Establishing baselines like this is **good practice** at the start of the feature engineering process. A baseline score can help you decide whether your new features are worth keeping, or whether you should discard them and possibly try something else.


In [19]:
def train_and_eval(features, label):
    """
    This function takes a list of features and a label, then it uses these data to train a random forest model, at last it evaluate
    the model with MAE score
    :param features:
    :param label:
    :return:
    """
    # train and score baseline model
    model = RandomForestRegressor(criterion="absolute_error", random_state=0)
    score = cross_val_score(model, features, label, cv=5, scoring="neg_mean_absolute_error")
    score = -1 * score.mean()
    print(f"MAE Baseline Score: {score:.4}")

In [16]:
# prepare training data
X = df.copy()
y = X.pop(label_col)

In [18]:
X.head()

Unnamed: 0,Cement,BlastFurnaceSlag,FlyAsh,Water,Superplasticizer,CoarseAggregate,FineAggregate,Age
0,540.0,0.0,0.0,162.0,2.5,1040.0,676.0,28
1,540.0,0.0,0.0,162.0,2.5,1055.0,676.0,28
2,332.5,142.5,0.0,228.0,0.0,932.0,594.0,270
3,332.5,142.5,0.0,228.0,0.0,932.0,594.0,365
4,198.6,132.4,0.0,192.0,0.0,978.4,825.5,360


In [20]:
train_and_eval(X,y)

  warn(
  warn(
  warn(
  warn(
  warn(


MAE Baseline Score: 8.232


### 1.4.4 First attempt

You might know that the **ratio of ingredients** in a recipe is usually a better predictor of how the recipe turns out than their **absolute amounts**. We might reason then that ratios of the features above would be a good predictor of CompressiveStrength.

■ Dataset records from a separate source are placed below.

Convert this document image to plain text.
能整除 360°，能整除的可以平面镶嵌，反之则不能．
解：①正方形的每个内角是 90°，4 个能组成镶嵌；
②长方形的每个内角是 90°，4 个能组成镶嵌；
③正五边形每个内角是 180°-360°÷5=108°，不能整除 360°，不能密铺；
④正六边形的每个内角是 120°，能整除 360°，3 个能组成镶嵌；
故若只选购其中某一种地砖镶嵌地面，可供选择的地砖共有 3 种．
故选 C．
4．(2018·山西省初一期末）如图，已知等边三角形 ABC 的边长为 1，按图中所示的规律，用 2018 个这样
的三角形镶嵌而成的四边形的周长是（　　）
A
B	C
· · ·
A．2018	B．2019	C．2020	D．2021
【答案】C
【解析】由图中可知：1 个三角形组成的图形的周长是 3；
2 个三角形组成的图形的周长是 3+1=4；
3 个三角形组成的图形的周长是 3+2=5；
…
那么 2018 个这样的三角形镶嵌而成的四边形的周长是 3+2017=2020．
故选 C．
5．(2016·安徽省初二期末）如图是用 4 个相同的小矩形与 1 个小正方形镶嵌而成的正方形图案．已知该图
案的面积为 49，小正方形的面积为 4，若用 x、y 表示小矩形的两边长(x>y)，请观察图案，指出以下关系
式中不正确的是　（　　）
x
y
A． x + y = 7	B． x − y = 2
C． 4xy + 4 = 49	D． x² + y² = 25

Let's check first the raw features

In [11]:
X_1 = X
X_1.head()

Unnamed: 0,Cement,BlastFurnaceSlag,FlyAsh,Water,Superplasticizer,CoarseAggregate,FineAggregate,Age
0,540.0,0.0,0.0,162.0,2.5,1040.0,676.0,28
1,540.0,0.0,0.0,162.0,2.5,1055.0,676.0,28
2,332.5,142.5,0.0,228.0,0.0,932.0,594.0,270
3,332.5,142.5,0.0,228.0,0.0,932.0,594.0,365
4,198.6,132.4,0.0,192.0,0.0,978.4,825.5,360


In [10]:
y.head()

0    79.99
1    61.89
2    40.27
3    41.05
4    44.30
Name: CompressiveStrength, dtype: float64

The cell below adds three new ratio features to the dataset.
- Fine vs Coarse
- Aggregate vs Cement
- Water vs Cement

In [12]:
# Create synthetic features
X_1["FCRatio"] = X_1["FineAggregate"] / X_1["CoarseAggregate"]

X_1["AggCmtRatio"] = (X_1["CoarseAggregate"] + X_1["FineAggregate"]) / X_1["Cement"]

# water cement ratio
X_1["WtrCmtRatio"] = X_1["Water"] / X_1["Cement"]

In [13]:
X_1.head()

Unnamed: 0,Cement,BlastFurnaceSlag,FlyAsh,Water,Superplasticizer,CoarseAggregate,FineAggregate,Age,FCRatio,AggCmtRatio,WtrCmtRatio
0,540.0,0.0,0.0,162.0,2.5,1040.0,676.0,28,0.65,3.177778,0.3
1,540.0,0.0,0.0,162.0,2.5,1055.0,676.0,28,0.640758,3.205556,0.3
2,332.5,142.5,0.0,228.0,0.0,932.0,594.0,270,0.637339,4.589474,0.685714
3,332.5,142.5,0.0,228.0,0.0,932.0,594.0,365,0.637339,4.589474,0.685714
4,198.6,132.4,0.0,192.0,0.0,978.4,825.5,360,0.843724,9.083082,0.966767


In [21]:
train_and_eval(X_1,y)

  warn(
  warn(
  warn(
  warn(
  warn(


MAE Baseline Score: 7.948


You can notice that the MAE score decreased from 8.232 to 7.948. So the performance of the model improved a little. This is the evidence that the these new ratio features exposed important information to the model that it wasn't detecting before.